No único povo de Deus, Israel, o apóstolo quis enxertar a oliveira selvagem dos
gentios e, lentamente, a Igreja de Cristo adquiriu uma forma mais concreta,
"sobre o fundamento dos apóstolos e dos profetas" (Ef 2, 20), nos dois ramos da
Ecclesia ex circumcisione e da Ecclesia ex gentibus, como se pode admirar no
mosaico paleocristão da Basílica romana de Santa Sabina, na Colina do Aventino.

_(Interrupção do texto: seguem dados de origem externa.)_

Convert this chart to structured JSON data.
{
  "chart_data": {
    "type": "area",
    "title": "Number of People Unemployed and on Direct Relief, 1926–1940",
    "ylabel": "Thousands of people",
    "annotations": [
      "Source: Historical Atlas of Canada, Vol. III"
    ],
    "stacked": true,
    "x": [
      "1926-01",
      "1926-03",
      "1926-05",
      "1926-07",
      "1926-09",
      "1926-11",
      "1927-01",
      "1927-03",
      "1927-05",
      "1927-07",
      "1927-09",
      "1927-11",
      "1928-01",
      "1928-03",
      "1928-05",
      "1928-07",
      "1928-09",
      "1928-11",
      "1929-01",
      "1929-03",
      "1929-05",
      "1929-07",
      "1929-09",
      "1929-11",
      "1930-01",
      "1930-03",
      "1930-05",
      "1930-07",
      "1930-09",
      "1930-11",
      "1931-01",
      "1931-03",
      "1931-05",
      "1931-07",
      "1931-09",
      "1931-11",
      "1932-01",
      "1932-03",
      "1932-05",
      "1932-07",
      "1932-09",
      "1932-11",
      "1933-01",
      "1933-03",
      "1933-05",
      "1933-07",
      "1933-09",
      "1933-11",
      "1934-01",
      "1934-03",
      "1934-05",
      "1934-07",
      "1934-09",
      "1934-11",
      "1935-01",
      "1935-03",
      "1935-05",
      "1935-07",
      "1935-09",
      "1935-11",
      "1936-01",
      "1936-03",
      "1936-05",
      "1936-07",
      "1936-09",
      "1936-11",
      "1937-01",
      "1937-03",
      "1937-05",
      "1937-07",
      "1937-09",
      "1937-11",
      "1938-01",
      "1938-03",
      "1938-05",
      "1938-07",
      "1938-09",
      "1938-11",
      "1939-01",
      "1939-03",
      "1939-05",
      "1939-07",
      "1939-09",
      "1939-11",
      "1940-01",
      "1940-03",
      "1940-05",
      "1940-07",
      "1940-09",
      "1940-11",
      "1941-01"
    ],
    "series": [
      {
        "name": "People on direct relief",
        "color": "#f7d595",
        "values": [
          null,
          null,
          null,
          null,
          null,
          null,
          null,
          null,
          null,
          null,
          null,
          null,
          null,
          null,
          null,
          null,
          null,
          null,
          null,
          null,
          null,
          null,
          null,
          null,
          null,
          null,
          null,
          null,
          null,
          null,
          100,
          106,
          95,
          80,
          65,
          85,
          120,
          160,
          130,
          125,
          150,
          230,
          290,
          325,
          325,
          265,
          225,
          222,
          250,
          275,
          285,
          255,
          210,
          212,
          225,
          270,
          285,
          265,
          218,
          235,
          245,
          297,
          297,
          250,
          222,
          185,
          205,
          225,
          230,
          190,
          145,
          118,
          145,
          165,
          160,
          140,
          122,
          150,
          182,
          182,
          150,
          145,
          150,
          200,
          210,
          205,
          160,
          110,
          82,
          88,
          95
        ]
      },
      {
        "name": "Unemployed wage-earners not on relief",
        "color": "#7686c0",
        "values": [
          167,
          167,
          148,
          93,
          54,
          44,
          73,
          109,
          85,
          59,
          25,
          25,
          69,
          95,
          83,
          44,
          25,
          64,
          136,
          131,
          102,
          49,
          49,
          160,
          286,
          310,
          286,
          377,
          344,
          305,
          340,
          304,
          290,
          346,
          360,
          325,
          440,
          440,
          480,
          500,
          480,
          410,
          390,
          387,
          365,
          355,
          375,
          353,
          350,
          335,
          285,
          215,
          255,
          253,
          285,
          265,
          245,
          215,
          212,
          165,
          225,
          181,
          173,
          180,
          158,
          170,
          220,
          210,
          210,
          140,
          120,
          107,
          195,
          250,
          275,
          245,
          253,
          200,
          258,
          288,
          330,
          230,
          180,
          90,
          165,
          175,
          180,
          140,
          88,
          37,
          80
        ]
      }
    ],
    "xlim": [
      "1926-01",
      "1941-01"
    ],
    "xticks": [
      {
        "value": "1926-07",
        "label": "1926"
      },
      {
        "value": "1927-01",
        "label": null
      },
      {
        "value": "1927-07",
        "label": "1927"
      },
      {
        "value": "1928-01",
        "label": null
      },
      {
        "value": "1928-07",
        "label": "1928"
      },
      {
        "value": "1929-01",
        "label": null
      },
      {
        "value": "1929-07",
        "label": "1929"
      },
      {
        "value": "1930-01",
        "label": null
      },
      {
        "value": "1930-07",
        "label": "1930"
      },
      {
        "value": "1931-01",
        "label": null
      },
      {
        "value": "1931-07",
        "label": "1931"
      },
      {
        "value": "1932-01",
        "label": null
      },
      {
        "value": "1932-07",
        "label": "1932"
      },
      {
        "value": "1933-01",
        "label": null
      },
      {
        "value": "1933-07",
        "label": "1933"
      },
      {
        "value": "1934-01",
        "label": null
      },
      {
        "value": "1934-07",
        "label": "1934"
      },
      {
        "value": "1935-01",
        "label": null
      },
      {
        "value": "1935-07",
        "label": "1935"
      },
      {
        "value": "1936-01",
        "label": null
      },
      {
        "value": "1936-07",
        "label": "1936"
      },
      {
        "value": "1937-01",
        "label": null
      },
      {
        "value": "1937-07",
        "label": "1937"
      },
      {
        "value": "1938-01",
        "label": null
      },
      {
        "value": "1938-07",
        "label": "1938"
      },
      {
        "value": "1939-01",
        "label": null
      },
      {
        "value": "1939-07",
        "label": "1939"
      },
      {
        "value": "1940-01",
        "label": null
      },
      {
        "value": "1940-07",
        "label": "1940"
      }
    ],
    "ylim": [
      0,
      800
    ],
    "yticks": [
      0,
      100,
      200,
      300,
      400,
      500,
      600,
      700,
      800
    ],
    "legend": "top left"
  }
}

O conjunto das Sagradas Escrituras quer as hebraicas do TaNaK (Tora, Nevi'im
veKetuvim), que depois no cânone cristão serão denominadas como Antigo
Testamento, quer as do Novo Testamento é uníssono em testemunhar que Deus não
abandonou a sua Aliança com o povo hebraico (ou "judaico") das doze tribos de
Israel. Naturalmente, aquilo que pode parecer como um perigoso particularismo
exclusivista é equilibrado, nas mesmas Escrituras, por um dúplice universalismo
messiânico, tanto ad intra, na tensão entre diáspora judaica e os judeus da
Terra de Israel (Erez Israel), como ad extra, na tensão entre o povo judeu ('am
Israel) e todos os povos, chamados a entrar na mesma comunhão de paz e de
redenção do povo primogénito da Aliança.
Por conseguinte, a Igreja, enquanto "povo messiânico", não se substitui a
Israel, mas insere-se nela, segundo a doutrina paulina, mediante a adesão a
Jesus Cristo morto e ressuscitado, salvador do mundo, e este vínculo constitui
um laço espiritual radical, único e insuprimível da parte cristã. A concepção
oposta de um Israel outrora escolhido (olim), mas depois para sempre rejeitado
por Deus e já substituído pela Igreja embora tenha tido uma larga difusão que
durou quase vinte séculos, não representa na realidade uma verdade de fé, como
se pode observar tanto nos antigos Símbolos da Igreja primitiva, como no
ensinamento dos princípais Concílios, em particular no Concílio Ecuménico
Vaticano II (cf. Lumen gentium, 16; Dei Verbum, 14-16; e Nostra aetate, 4). De
resto, nem sequer Hagar ou Ismael jamais foram rejeitados por Deus, que deles
fez "uma grande nação" (Gn 21, 13); e Jacob, o "usurpador" astuto, por fim
recebeu o abraço de Esaú. O mais recente documento da Pontifícia Comissão
Bíblica, sobre "O povo judeu e as suas Sagradas Escrituras na Bíblia cristã"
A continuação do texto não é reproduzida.